TSAI Hai-Ru

TSAI Hai-Ru

How Are You?

  • 2014, single-channel video,16 min 31 sec.
  • Courtesy of the artist.

Curatorial Perspective

Within the limited physical body, no matter the terms that are incorporated, any will to live, pain, goal, or desire circulates between two seemingly contradictory dynamic states: “sand tower building” and “fly ash annihilation,” meaning accumulation and destruction. The starting point of Tsai Hai-Ru’s work comprises her own multifaceted experiences as a woman and her identity as a family member of White Terror victims.
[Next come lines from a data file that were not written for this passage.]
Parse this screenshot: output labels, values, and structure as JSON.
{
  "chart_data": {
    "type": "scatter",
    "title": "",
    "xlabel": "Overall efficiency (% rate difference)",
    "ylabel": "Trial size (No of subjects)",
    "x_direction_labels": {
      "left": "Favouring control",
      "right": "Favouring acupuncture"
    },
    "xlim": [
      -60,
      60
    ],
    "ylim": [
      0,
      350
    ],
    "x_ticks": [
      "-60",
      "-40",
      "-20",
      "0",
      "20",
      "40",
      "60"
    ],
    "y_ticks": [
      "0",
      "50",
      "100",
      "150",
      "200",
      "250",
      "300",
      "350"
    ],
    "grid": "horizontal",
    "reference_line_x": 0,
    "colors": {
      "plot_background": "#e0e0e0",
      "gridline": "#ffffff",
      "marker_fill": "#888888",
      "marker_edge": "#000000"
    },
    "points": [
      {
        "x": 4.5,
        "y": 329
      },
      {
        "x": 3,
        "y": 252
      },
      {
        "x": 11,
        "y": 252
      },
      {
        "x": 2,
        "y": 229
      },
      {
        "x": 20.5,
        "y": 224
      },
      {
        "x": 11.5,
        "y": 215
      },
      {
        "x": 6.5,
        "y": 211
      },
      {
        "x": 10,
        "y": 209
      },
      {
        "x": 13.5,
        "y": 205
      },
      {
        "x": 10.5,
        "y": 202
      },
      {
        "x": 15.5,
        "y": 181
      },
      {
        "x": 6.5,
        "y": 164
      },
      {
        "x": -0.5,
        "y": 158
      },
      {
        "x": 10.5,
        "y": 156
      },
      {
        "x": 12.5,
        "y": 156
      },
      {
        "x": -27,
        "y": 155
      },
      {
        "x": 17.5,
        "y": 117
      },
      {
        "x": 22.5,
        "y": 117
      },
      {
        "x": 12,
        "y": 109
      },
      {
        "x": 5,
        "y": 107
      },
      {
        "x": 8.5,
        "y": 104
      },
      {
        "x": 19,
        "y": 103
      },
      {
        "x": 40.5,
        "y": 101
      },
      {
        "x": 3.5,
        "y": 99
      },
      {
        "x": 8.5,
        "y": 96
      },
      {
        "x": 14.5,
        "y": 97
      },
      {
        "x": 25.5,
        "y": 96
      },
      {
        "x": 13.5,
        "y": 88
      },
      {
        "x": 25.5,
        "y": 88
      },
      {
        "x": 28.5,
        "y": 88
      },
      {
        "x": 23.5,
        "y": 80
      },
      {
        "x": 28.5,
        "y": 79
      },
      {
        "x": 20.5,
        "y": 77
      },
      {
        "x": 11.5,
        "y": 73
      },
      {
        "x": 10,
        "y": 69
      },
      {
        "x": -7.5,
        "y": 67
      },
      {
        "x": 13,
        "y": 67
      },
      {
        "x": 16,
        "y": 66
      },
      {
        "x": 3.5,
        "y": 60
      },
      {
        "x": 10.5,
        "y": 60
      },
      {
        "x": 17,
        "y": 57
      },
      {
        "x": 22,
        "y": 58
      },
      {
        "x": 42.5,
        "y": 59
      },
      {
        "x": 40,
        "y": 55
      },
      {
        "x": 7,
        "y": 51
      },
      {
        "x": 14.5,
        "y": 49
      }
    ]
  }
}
Her work brings together decades of repression and restraint in the process of self-growth, as well as the enduring question of how to achieve a rebirth and transformation from these experiences. In this edition of the Taiwan Biennial, Tsai applies delicate, slow-paced, and complex handwork to manifest a sense of life and power unto tree barks. On common tree trunks, from nodes where buds originate to branching twigs that have been cut off, one can see injuries suffered by trees during growth. By beating and extending the tree barks, Tsai renders these wounds even larger and vividly visible. Throughout the time- and labor-consuming act of beating, the artist must remain calm, while releasing inexpressible anger to convert the issue of transitional justice in human history with the energy of her life into a metaphor for a rebirth from devastating traumas. The processes of “accumulation” and “devastation” in relation to trauma and the journey of life also reveal the intertwining and entangling relations of body, technics, and nation through the intimate artistic language of collaging organic and inorganic materials. The exhibition of the work does not mean to represent personal experiences of trauma. Instead, it is a technical extension of the artist’s life in the form of the artwork through the mechanisms, both the visible and invisible ones, in the context of the museum—it is a way of combining the continuation, coexistence, and mutual growth of the human and the non-human life, and therein lies the possibility and persistence of survival.

Creation Description

Within the limited physical body, no matter the terms that are incorporated, any will to live, pain, goal, or desire circulates between two seemingly contradictory dynamic states: “sand tower building” and “fly ash annihilation,” meaning accumulation and destruction. Juxtaposed with recordings of conversations with the children of victims of Taiwan’s White Terror period are organism-like crocheted works, curtains made from bubble wrap, and collages produced from raw materials for paper and tree bark. These highly varied but ordinary materials respond to and run through one another, directing the need to work hard to live out every moment.